In complete duplication, two separate ureteral orifices open into the bladder, while in partial duplication the two ureters fuse before entering the bladder via a single ureteral orifice. Summarizing the reported findings in other cases of UPJO in duplicated collecting systems, the duplication was complete in 55%, incomplete in 39%, and undetermined in 6% [23]. In our series, 56% of the duplications were complete and 44% were incomplete.

Notably, not all patients with UPJO in duplex kidneys need surgical correction as in primary UPJO cases. The obstructive uropathy due to UPJO may be temporary, although some do not improve and others worsen [24]. In a recent study, 33% of the patients were treated conservatively [24]. In our study, 80% of the UPJO patients with a duplex system were managed surgically. The rate varies between 60 and 90% in other series [25].

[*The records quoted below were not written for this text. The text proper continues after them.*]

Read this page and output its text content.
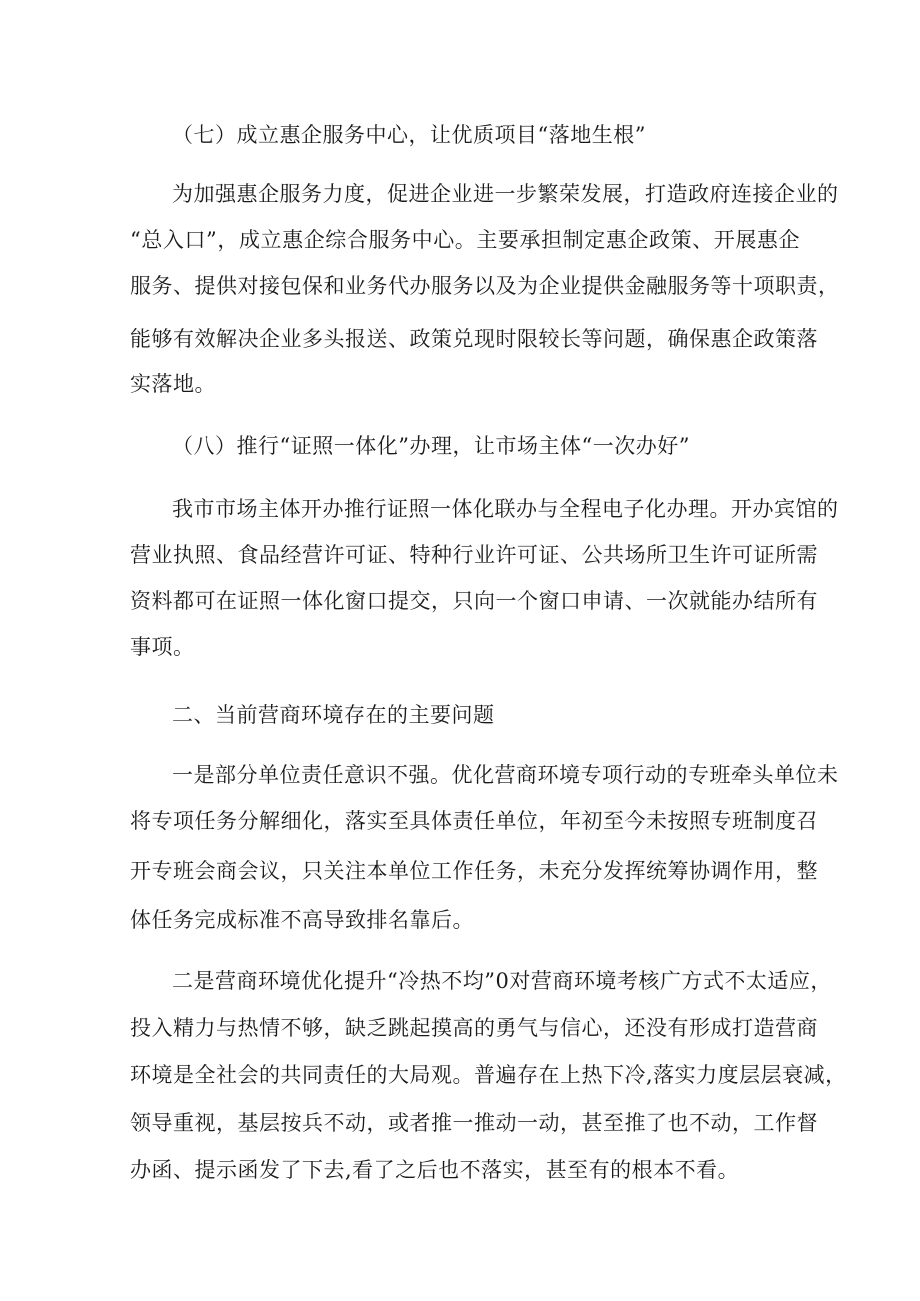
（七）成立惠企服务中心，让优质项目“落地生根”
为加强惠企服务力度，促进企业进一步繁荣发展，打造政府连接企业的
“总入口”，成立惠企综合服务中心。主要承担制定惠企政策、开展惠企
服务、提供对接包保和业务代办服务以及为企业提供金融服务等十项职责，
能够有效解决企业多头报送、政策兑现时限较长等问题，确保惠企政策落
实落地。
（八）推行“证照一体化”办理，让市场主体“一次办好”
我市市场主体开办推行证照一体化联办与全程电子化办理。开办宾馆的
营业执照、食品经营许可证、特种行业许可证、公共场所卫生许可证所需
资料都可在证照一体化窗口提交，只向一个窗口申请、一次就能办结所有
事项。
二、当前营商环境存在的主要问题
一是部分单位责任意识不强。优化营商环境专项行动的专班牵头单位未
将专项任务分解细化，落实至具体责任单位，年初至今未按照专班制度召
开专班会商会议，只关注本单位工作任务，未充分发挥统筹协调作用，整
体任务完成标准不高导致排名靠后。
二是营商环境优化提升“冷热不均”0对营商环境考核广方式不太适应，
投入精力与热情不够，缺乏跳起摸高的勇气与信心，还没有形成打造营商
环境是全社会的共同责任的大局观。普遍存在上热下冷,落实力度层层衰减，
领导重视，基层按兵不动，或者推一推动一动，甚至推了也不动，工作督
办函、提示函发了下去,看了之后也不落实，甚至有的根本不看。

Indications for surgery include symptoms, obstruction or impaired function of the affected renal moiety, and failure of conservative management. The surgical approach depends on the anatomical features and degree of renal function [26]. Incomplete ureteral duplication can pose a surgical technical challenge when the junction of the upper and lower pole ureters is located proximally and in close proximity to the UPJO [23]. If there is massive hydronephrosis and a dysplastic pole with no or poor function in the parenchyma, a heminephrectomy of the affected pole may be selected [7]. A standard dismembered pyeloplasty is the most appropriate option for complete or nearly complete duplex systems [23]. The length of the lower pole ureter is the major determinant of the surgical technique and mandates individualized surgical treatment. Shelfo et al. reported that the end-to-side pyeloureterostomy was successful and had few complications when the upper and lower pole ureters are located proximally [27]. In our series, the main surgical approach was a dismembered pyeloplasty if the ureter duplication was complete or incomplete but combined at the distal ureter. In cases with an incomplete bifid pelvis or two ureters interacting proximally, we performed a pyelopyelostomy and removed the septum between the pelvises or a ureteropyelostomy was performed if the two ureters could be separated from a proximal level.

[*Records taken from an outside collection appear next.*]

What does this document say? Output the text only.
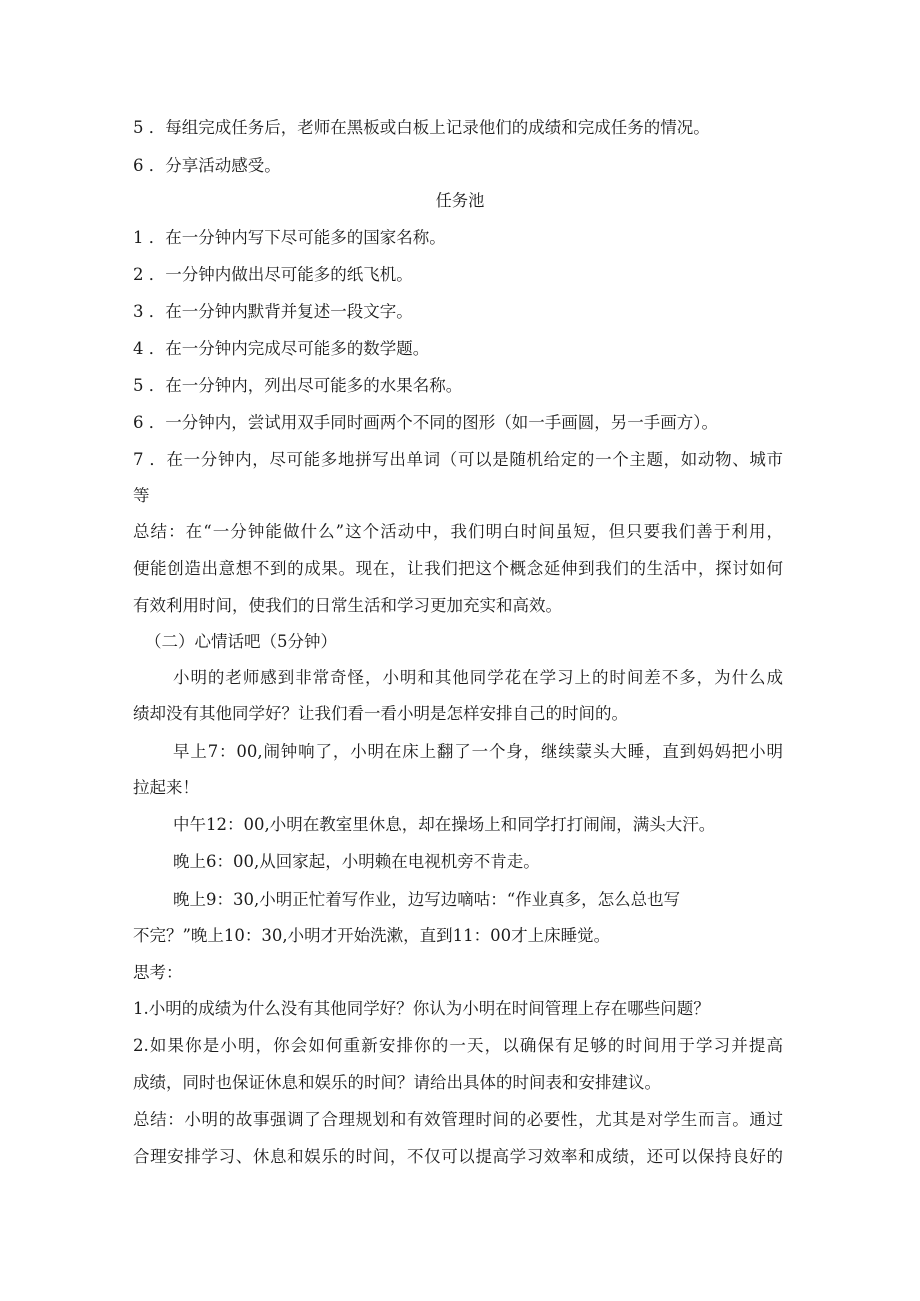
5 ．每组完成任务后，老师在黑板或白板上记录他们的成绩和完成任务的情况。
6 ．分享活动感受。
任务池
1 ．在一分钟内写下尽可能多的国家名称。
2 ．一分钟内做出尽可能多的纸飞机。
3 ．在一分钟内默背并复述一段文字。
4 ．在一分钟内完成尽可能多的数学题。
5 ．在一分钟内，列出尽可能多的水果名称。
6 ．一分钟内，尝试用双手同时画两个不同的图形（如一手画圆，另一手画方）。
7 ．在一分钟内，尽可能多地拼写出单词（可以是随机给定的一个主题，如动物、城市
等
总结：在“一分钟能做什么”这个活动中，我们明白时间虽短，但只要我们善于利用，
便能创造出意想不到的成果。现在，让我们把这个概念延伸到我们的生活中，探讨如何
有效利用时间，使我们的日常生活和学习更加充实和高效。
（二）心情话吧（5分钟）
小明的老师感到非常奇怪，小明和其他同学花在学习上的时间差不多，为什么成
绩却没有其他同学好？让我们看一看小明是怎样安排自己的时间的。
早上7：00,闹钟响了，小明在床上翻了一个身，继续蒙头大睡，直到妈妈把小明
拉起来！
中午12：00,小明在教室里休息，却在操场上和同学打打闹闹，满头大汗。
晚上6：00,从回家起，小明赖在电视机旁不肯走。
晚上9：30,小明正忙着写作业，边写边嘀咕：“作业真多，怎么总也写
不完？”晚上10：30,小明才开始洗漱，直到11：00才上床睡觉。
思考：
1.小明的成绩为什么没有其他同学好？你认为小明在时间管理上存在哪些问题？
2.如果你是小明，你会如何重新安排你的一天，以确保有足够的时间用于学习并提高
成绩，同时也保证休息和娱乐的时间？请给出具体的时间表和安排建议。
总结：小明的故事强调了合理规划和有效管理时间的必要性，尤其是对学生而言。通过
合理安排学习、休息和娱乐的时间，不仅可以提高学习效率和成绩，还可以保持良好的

An ectopic kidney is a challenge for the pediatric surgeon performing reconstructive surgery [28]. One of our patients had an ectopic duplex kidney with UPJO at the lower moiety and we performed a pyeloureterostomy. One patient had a rare anatomic variant with UPJO in the upper system and six elongated infundibula draining the pelvis in the lower system. This is called a “bagpipe kidney” in our country.

Logically, in a duplex system, UPJO could result from a ureter with a pelvic entry anomaly, such as high insertion or kinking of the UPJ [28]. Nevertheless, in our series intrinsic anatomical obstruction was the cause of the UPJO in all cases. While in standard duplex systems, ureteroceles at the upper lobes or VUR at the lower lobes are common, these were observed in only three of the duplex systems with UPJO in this series; the cause for this is unknown.

5. Conclusion

Duplicated collecting systems and UPJO are common anomalies of the urinary system that represent a challenge to pediatric urologists and nephrologists in terms of diagnostic evaluation and type of surgery, despite progress in pediatric radiological imaging, diagnosis, and management. Treatment should be individualized based on clinical presentation, anatomy (lower/upper pole), duplication type, and severity of obstruction on a dynamic renogram. Although the most common problems of duplex systems are ureteroceles and reflux, UPJO should always be considered.

Competing Interests

The authors declare that there is no conflict of interests.